Простой и в простоте своей, действительно, великий.
И так, на всякого Толстой писал точный и удивительно живой портрет. Мне даже царевна Софья местами была симпатична и умилительна. Уж на что злой гений эта баба, но такая смешная местами в толстовском описании, что смеялся до слёз. «Рассказывали, что, тоскуя по Василии Васильевиче, Софья взяла наверх ученого чернеца, Сильвестра Медведева, и он вроде как галант и астроном. Во всякий час входит к Соньке, и они занимаются волшебством».
Все злодеи у него и смешные и жуткие одновременно, кроме, пожалуй, маньяка-поджигателя старца Никтария. Вот это форменная сволочь и лютый издеватель. Про себя говорил: «Мне этого (имеется в виду вода) не надо, мне ангел росою райскою уста освежает». И - чудно: Андрей и Порфирий от слабости едва лепетали, - одни глаза остались, а он - свеж. Только ночью раз Андрей увидал, как старец тихонько слез с печи, зачерпнул из горшка ложку меду и потребил его с неосвященной просфорой. У Андрюшки похолодели члены; кажется, лучше бы при нем сейчас человека зарезали, чем - это. А сколько этот дедушка людей в церквях пожог, а сам через чёрных ход… Самые дикие сцены для меня были не тогда, когда Кремль кровью заливало и стрельцов казнили сотнями, а когда этот старец людей сжигал заживо.

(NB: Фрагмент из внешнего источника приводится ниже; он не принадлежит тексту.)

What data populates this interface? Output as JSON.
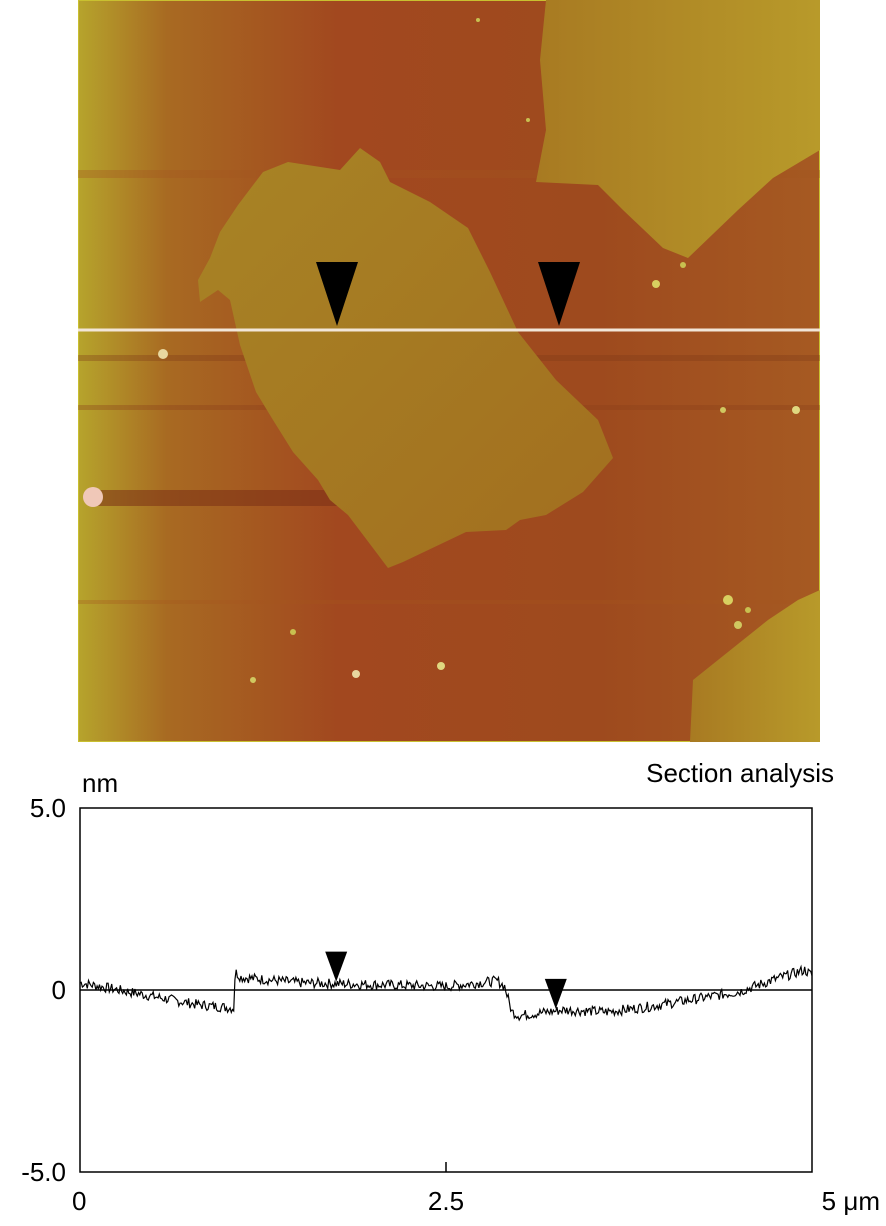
{
  "afm_image": {
    "description_colors": {
      "substrate": "#A0481F",
      "flake": "#A2741F",
      "highlight": "#C9C030",
      "scan_line": "#F2E6D8",
      "marker": "#000000"
    },
    "markers_x_um": [
      1.75,
      3.25
    ]
  },
  "chart_data": {
    "type": "line",
    "title": "Section analysis",
    "ylabel": "nm",
    "xlabel": "",
    "xlim": [
      0,
      5
    ],
    "ylim": [
      -5,
      5
    ],
    "x_ticks": [
      {
        "value": 0,
        "label": "0"
      },
      {
        "value": 2.5,
        "label": "2.5"
      },
      {
        "value": 5,
        "label": "5 μm"
      }
    ],
    "y_ticks": [
      {
        "value": 5,
        "label": "5.0"
      },
      {
        "value": 0,
        "label": "0"
      },
      {
        "value": -5,
        "label": "-5.0"
      }
    ],
    "zero_line": true,
    "markers_x": [
      1.75,
      3.25
    ],
    "series": [
      {
        "x": [
          0,
          0.4,
          0.8,
          1.05,
          1.06,
          1.1,
          1.5,
          2.0,
          2.5,
          2.85,
          2.9,
          2.95,
          3.0,
          3.3,
          3.6,
          3.9,
          4.2,
          4.5,
          4.75,
          4.95,
          5.0
        ],
        "y": [
          0.2,
          -0.1,
          -0.4,
          -0.5,
          0.5,
          0.35,
          0.2,
          0.15,
          0.1,
          0.25,
          0.1,
          -0.6,
          -0.7,
          -0.55,
          -0.6,
          -0.45,
          -0.25,
          -0.05,
          0.3,
          0.55,
          0.4
        ]
      }
    ]
  }
}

А чего стоят игры престолов европейских королей? «С королями плохого не случается…» . Как злющий Карл за Августом по всей Европе гонялся, я чуть со смеху не умер. От фавориток им вреда было больше, нежели от войн. «Королева - это лишь жертва династических связей… Король задергивает ночью полог постели не у королевы - у фаворитки». Ужасно смешной король Август - то и дела подсылал шведскому королю графинь, а потом получал от них же по лицу. «Ну как? Вы видели короля Карла? - Да, я видела короля Карла, благодарю вас… - Король Карл ничего так не желает, как повесить вас на первой попавшейся осине, ваше величество… Если вам нужны подробности моей беседы с королем - я расскажу… Но сейчас мне хочется спросить: какое вы сами дадите качество вашему поведению? Вы посылаете меня, как последнюю судомойку, обделывать ваши грязные делишки… Я подвергаюсь оскорблениям, в дороге я тысячу раз подвергаюсь опасности быть изнасилованной, зарезанной, ограбленной… А вы тем временем развлекаетесь в объятиях пани Собещанской!.. - Какие мелочи, Софи! Это восклицание было неосторожным со стороны короля Августа. Графиня придвинулась к нему и - ловко, как кошка лапой, - влепила ему пощечину…»
«С королями плохого не случается…»
Толстой писал так просто, живо, легко и иронично, что каким бы ни был объём произведения, всё мало. Особенно с учётом неожиданной концовки. Роман не заканчивается, он, к великому огорчению, обрывается. Но восхитительно то, что книгу закрываешь с лёгким сердцем и светлой головой. Совершенно не хочется вопить, обхватив голову ладонями: «Боже, Боже, какой слог, какая красота слова и богатство кружев! Как же теперь читать всякую дрянь?». Короткие предложения, дикие конструкции с обилием разнообразных оборотов почти не встречаются. Нора Галь одобрительно качает головой - Толстой старательно избегал зловредных отглагольных прилагательных.
Желание перечитывать этот роман снова и снова практически непреодолимо. Категорически обязательно к прочтению! Это далеко (и вовсе) не такая легкомысленная книга, какой я её здесь представил. У меня ведь одна забота - поржать. Что возьмешь с идиота.